Each community comes with untold stories and assets worth sharing and preserving for generations to come. What made or currently makes your community special? Black Farmers’ Network (BFN) wants to capture and document these valuable stories through our Georgia Black Belt Gems project, and we would love your help.
The Georgia Black Belt Gems project offers a deeper discussion about the people, places and things that have made Small Town USA special and is critical to sustaining rural community stories. To capture these valuable narratives, BFN is simply asking community members to submit their town’s rich history using this digital questionnaire.
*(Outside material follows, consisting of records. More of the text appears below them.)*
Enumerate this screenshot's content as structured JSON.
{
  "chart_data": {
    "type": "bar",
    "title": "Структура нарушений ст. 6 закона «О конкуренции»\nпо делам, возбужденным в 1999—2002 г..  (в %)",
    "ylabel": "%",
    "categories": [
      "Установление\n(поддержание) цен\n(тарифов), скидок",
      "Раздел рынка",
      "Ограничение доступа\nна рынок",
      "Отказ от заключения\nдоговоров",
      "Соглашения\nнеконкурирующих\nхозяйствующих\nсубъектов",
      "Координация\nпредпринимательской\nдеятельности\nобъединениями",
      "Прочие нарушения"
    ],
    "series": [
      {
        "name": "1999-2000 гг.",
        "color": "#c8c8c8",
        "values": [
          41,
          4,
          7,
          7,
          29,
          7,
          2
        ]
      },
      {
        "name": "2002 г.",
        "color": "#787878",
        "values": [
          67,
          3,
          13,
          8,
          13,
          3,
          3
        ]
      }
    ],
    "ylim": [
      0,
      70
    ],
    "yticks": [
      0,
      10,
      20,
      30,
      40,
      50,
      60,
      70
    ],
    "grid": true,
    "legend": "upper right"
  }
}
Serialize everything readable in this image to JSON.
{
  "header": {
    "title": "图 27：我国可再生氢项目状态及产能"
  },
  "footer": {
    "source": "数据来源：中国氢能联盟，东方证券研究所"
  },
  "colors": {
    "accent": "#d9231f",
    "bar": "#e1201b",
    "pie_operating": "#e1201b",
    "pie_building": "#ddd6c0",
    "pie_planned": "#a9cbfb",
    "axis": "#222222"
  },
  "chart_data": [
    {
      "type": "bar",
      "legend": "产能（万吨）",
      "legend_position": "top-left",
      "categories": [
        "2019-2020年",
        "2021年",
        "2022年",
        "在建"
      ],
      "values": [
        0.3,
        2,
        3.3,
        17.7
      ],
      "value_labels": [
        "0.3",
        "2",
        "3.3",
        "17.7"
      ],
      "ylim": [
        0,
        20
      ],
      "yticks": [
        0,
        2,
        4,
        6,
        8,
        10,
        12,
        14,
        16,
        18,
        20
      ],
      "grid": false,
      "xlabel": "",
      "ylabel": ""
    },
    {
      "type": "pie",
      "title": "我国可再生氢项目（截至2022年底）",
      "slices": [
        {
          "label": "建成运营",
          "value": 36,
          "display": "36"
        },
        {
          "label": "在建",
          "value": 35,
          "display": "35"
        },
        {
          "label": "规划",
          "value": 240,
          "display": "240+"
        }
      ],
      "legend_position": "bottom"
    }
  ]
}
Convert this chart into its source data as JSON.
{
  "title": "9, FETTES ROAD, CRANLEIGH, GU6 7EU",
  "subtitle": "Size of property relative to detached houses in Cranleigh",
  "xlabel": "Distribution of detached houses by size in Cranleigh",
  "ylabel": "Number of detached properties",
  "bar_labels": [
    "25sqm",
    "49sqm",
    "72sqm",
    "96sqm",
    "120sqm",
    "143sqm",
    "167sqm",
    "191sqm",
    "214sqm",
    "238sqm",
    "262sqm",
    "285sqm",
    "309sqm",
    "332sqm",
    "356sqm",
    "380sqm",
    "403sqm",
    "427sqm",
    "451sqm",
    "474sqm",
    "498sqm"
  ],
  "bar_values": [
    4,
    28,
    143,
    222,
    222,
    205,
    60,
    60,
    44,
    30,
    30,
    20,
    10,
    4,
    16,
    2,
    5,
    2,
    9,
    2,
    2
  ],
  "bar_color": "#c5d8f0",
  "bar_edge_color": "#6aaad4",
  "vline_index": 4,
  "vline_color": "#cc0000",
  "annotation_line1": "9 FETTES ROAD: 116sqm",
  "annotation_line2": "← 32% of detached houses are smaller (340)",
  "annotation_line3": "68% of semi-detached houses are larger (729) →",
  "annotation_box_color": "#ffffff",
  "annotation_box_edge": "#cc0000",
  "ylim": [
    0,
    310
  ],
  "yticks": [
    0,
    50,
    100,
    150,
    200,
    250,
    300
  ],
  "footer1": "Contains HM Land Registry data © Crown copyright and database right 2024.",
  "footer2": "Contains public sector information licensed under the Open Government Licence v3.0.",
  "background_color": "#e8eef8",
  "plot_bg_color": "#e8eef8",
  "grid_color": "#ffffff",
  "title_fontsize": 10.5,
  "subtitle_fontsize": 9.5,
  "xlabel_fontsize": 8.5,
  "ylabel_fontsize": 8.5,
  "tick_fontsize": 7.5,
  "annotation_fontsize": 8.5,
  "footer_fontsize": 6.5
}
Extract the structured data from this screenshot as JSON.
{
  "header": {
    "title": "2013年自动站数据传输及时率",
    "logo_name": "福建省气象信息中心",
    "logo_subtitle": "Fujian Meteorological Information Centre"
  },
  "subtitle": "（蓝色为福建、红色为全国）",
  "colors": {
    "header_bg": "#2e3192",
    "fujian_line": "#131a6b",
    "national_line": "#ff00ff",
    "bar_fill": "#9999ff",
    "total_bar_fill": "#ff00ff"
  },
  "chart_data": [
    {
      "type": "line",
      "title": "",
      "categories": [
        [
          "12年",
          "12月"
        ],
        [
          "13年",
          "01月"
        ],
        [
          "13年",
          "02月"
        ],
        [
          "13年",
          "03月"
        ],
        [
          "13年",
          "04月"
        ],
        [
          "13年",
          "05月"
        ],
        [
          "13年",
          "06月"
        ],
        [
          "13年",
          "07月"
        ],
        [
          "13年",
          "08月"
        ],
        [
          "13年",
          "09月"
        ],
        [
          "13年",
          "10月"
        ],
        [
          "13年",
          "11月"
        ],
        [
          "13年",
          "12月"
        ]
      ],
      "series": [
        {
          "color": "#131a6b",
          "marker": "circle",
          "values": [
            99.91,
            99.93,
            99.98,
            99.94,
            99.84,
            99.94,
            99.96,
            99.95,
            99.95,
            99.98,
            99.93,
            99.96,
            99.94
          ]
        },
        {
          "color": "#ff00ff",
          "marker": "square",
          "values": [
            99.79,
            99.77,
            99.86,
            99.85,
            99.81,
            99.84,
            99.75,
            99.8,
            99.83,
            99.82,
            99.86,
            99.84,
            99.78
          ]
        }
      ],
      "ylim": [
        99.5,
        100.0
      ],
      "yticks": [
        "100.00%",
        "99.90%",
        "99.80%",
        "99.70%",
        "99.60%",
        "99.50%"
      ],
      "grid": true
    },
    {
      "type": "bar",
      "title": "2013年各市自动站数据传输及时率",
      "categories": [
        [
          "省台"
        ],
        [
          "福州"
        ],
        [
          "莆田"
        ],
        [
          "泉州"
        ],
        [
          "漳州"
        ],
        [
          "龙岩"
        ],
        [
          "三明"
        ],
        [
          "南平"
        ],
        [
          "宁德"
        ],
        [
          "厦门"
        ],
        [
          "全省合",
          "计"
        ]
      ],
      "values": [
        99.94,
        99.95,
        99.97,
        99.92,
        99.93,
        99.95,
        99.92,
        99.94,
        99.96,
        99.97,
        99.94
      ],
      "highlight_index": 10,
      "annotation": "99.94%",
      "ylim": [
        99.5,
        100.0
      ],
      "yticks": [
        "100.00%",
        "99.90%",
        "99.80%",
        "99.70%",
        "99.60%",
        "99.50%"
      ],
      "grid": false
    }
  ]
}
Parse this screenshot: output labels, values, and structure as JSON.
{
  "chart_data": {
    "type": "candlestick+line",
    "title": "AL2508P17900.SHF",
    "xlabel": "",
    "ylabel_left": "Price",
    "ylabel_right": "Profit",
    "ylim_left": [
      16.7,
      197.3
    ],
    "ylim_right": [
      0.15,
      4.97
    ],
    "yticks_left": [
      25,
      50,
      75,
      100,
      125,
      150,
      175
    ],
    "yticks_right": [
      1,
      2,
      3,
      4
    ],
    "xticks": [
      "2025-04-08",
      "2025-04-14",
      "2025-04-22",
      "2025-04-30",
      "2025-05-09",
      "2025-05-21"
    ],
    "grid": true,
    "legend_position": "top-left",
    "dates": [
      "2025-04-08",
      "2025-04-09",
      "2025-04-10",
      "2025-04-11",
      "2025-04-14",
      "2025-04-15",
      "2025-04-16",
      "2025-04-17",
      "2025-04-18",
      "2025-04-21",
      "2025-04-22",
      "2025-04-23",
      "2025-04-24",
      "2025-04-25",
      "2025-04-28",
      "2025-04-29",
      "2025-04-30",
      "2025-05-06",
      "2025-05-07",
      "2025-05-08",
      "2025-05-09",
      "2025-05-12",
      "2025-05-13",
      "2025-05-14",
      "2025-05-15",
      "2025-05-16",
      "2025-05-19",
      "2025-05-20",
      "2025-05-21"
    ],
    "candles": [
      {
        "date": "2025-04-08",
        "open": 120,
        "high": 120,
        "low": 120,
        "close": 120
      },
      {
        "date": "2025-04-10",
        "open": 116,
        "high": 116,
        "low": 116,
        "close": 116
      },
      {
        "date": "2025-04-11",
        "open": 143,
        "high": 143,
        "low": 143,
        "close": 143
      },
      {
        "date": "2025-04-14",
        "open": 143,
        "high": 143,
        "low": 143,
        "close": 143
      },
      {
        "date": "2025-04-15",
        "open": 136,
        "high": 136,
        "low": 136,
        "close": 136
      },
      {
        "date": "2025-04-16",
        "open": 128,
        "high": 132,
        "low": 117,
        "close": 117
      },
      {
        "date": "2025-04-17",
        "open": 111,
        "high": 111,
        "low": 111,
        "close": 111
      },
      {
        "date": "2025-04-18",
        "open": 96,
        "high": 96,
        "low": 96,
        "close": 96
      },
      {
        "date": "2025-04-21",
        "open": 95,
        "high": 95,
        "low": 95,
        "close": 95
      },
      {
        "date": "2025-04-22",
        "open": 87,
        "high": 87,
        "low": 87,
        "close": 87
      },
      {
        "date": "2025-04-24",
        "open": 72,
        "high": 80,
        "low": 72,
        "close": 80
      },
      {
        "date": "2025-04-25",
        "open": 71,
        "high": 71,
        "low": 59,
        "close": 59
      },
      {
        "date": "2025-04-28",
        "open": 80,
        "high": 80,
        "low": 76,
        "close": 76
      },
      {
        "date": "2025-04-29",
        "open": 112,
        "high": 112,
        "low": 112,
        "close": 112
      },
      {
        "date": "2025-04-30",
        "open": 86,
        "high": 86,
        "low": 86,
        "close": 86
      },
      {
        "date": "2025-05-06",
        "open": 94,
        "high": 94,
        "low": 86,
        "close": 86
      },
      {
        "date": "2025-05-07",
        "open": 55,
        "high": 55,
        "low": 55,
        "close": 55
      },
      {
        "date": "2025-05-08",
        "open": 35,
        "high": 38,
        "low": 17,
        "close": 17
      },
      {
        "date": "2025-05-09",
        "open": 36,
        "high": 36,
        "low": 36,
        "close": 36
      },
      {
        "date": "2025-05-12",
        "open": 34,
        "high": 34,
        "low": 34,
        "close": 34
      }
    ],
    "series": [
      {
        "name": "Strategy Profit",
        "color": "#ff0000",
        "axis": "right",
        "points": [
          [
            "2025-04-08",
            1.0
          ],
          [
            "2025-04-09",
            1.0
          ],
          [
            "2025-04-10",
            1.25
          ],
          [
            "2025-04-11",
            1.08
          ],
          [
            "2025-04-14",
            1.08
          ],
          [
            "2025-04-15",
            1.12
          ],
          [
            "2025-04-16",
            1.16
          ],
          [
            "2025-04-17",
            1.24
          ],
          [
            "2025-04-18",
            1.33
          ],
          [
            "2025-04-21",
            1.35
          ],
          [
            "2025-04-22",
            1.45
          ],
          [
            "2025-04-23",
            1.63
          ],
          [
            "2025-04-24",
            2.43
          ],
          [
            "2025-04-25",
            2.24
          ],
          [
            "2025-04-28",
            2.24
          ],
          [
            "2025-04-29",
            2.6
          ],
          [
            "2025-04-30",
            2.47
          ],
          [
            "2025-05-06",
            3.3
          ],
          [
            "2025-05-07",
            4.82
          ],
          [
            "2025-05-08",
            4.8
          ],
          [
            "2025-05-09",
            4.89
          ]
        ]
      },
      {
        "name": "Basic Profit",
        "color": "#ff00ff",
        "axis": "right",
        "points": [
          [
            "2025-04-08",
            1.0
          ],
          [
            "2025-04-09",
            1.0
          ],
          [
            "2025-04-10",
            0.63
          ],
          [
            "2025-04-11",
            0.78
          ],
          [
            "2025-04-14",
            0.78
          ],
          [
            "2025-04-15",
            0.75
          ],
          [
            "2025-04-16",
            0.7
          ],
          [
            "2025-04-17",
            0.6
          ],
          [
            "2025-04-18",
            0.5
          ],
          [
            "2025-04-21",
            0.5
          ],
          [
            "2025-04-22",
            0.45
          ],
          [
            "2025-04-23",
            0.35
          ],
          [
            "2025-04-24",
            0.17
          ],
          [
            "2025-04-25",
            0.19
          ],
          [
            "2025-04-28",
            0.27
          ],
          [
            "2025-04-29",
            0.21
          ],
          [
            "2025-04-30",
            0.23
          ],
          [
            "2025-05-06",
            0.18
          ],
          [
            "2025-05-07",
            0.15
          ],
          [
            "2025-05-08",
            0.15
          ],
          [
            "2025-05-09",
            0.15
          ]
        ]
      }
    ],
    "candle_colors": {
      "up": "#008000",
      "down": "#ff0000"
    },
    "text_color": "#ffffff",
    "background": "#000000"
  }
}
Topics to archive from the form below can range from cooperatives; community farms; farming families; historical churches or religious organizations; Black-owned newspapers and social clubs; political organizations; hidden business districts (cafés, theaters, boarding houses, hotels, juke joints); community festivals (old and new); schools and other institutes; segregated public swimming pools or beaches; segregated parks and recreational areas; family cemeteries; Black residential areas; sites where lynchings or violence may have occurred; segregated hospitals; and Civil Rights meeting posts.
This project helps broaden BFN’s reach to rural residents and history keepers. It also serves as the basis for Black Belt communities to attract the interest of others about their area’s unique history and therefore leverage outside investments in time, resources and intellectual capital. Our goal is to help rebuild the capacity of these extraordinary places.